What Can the Jazz Learn From 2005? Draft the Point Guard of the Losing Team in the NCAA Title Game

All in all 2005-06 was an uneventful season and represented the third year in a row that the Jazz missed the playoffs. But even though the Jazz again missed the postseason, it wasn't the end of the world. The Jazz home attendance would dip to a 10 year low of 92% capacity the next season, but the Jazz had put together a core of Williams, Boozer, Kirilenko and Okur that would lead the Jazz to 51 wins and the Western Conference Finals in 2007 and to the playoffs the next four years. The Jazz went from winning just 26 games to 41 games in 2005-06, the largest increase in wins in franchise history. If the Jazz had been forced to draft Raymond Felton, or start Keith McLeod all of 2005 with Martell Webster coming off the bench, there is almost a guarantee that the Jazz would not have been as successful. In 2005, the Jazz desperately needed a point guard of the future and went out and got him.
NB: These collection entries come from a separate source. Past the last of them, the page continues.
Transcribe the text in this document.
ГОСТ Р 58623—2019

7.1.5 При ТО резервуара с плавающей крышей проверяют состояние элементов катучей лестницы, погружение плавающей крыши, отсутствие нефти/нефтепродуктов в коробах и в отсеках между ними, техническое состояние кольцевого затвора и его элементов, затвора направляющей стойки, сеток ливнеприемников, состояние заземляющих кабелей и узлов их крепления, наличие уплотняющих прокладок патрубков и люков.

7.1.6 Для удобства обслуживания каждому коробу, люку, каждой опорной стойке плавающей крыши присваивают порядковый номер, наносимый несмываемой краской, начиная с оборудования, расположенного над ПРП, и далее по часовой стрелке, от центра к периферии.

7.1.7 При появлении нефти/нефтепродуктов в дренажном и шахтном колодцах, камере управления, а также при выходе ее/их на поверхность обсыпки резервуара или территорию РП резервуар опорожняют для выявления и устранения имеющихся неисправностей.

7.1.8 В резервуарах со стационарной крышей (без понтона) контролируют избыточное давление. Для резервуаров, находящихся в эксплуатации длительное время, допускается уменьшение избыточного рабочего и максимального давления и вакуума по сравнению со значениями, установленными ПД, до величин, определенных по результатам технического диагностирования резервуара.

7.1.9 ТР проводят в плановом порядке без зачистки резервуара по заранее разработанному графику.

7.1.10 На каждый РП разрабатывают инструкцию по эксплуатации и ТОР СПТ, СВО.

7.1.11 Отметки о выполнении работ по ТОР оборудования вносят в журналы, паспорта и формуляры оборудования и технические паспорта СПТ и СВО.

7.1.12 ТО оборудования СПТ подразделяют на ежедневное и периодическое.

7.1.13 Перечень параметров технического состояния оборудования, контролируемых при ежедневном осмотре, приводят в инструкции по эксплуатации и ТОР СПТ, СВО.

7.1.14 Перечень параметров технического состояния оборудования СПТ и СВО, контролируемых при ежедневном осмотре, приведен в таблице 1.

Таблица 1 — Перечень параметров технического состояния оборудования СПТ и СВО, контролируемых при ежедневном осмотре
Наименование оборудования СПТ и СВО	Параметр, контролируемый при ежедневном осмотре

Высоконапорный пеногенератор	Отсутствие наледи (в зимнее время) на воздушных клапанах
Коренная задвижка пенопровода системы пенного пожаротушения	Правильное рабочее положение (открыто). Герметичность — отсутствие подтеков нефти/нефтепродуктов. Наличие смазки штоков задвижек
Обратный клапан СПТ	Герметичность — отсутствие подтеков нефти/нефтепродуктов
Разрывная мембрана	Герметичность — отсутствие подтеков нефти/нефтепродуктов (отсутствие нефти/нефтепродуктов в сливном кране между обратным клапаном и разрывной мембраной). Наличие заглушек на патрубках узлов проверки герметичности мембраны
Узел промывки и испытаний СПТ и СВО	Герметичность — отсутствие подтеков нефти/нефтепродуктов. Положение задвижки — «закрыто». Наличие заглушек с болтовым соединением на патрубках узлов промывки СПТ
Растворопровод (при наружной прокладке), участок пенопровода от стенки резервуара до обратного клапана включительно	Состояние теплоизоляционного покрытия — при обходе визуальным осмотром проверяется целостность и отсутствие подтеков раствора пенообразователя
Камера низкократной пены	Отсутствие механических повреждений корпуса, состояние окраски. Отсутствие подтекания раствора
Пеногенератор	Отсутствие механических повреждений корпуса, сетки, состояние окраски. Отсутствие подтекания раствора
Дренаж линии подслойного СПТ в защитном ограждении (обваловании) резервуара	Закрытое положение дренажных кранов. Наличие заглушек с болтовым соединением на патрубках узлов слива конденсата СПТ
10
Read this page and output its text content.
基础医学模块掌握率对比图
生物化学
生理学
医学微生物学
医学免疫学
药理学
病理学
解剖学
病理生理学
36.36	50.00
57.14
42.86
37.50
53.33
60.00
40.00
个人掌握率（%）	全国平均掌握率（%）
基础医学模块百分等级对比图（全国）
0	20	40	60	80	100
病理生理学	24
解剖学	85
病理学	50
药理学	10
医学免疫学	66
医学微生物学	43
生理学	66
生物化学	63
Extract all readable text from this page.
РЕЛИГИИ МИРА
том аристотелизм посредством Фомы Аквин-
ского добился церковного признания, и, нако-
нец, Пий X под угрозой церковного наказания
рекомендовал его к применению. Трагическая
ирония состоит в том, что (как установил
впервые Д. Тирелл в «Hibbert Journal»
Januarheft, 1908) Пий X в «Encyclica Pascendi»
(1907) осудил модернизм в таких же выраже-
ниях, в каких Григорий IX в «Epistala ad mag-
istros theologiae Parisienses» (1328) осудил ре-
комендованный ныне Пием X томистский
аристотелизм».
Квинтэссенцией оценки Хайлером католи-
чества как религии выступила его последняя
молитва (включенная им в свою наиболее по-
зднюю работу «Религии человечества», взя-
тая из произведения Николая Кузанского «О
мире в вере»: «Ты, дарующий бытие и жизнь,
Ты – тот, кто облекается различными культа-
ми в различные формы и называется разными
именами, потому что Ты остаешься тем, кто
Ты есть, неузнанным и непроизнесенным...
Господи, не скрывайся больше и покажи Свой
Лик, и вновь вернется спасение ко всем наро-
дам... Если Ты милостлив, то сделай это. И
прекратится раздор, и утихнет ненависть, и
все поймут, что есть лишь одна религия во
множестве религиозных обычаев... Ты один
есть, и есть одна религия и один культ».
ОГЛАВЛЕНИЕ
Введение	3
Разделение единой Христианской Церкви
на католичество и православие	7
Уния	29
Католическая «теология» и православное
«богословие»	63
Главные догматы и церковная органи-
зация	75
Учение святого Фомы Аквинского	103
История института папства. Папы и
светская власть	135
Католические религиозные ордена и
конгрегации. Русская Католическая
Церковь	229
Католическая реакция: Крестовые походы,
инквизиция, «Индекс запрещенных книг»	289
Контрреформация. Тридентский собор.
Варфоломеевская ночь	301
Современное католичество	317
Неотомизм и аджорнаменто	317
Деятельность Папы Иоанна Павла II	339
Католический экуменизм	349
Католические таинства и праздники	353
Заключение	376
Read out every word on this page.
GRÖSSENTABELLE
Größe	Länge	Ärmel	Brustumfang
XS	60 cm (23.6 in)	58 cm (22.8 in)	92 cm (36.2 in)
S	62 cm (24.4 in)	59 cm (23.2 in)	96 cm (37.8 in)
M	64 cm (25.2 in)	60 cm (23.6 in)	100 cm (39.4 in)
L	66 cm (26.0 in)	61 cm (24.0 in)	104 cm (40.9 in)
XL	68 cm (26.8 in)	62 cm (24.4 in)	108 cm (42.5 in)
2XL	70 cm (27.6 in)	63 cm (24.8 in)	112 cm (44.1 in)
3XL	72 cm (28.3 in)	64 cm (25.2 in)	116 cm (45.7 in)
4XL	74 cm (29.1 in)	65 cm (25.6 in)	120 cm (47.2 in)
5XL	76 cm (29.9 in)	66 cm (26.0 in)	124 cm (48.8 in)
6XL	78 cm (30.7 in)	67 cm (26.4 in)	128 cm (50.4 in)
Eight years later, the Jazz sit in the same predicament, needing a point guard to add to their talented group. And while it would probably take draft lottery luck to help them get a top flight point guard, I can't shake the feeling that the Jazz will have a Deron Williams type player on this roster, in the next two to three years. I don't know if the Jazz will draft him, sign him, or develop him, but the Jazz find themselves at the end of their three year lull of just bordering the playoff cutoff and if history repeats itself, they'll find themselves jumping up a tier or two in the upcoming seasons.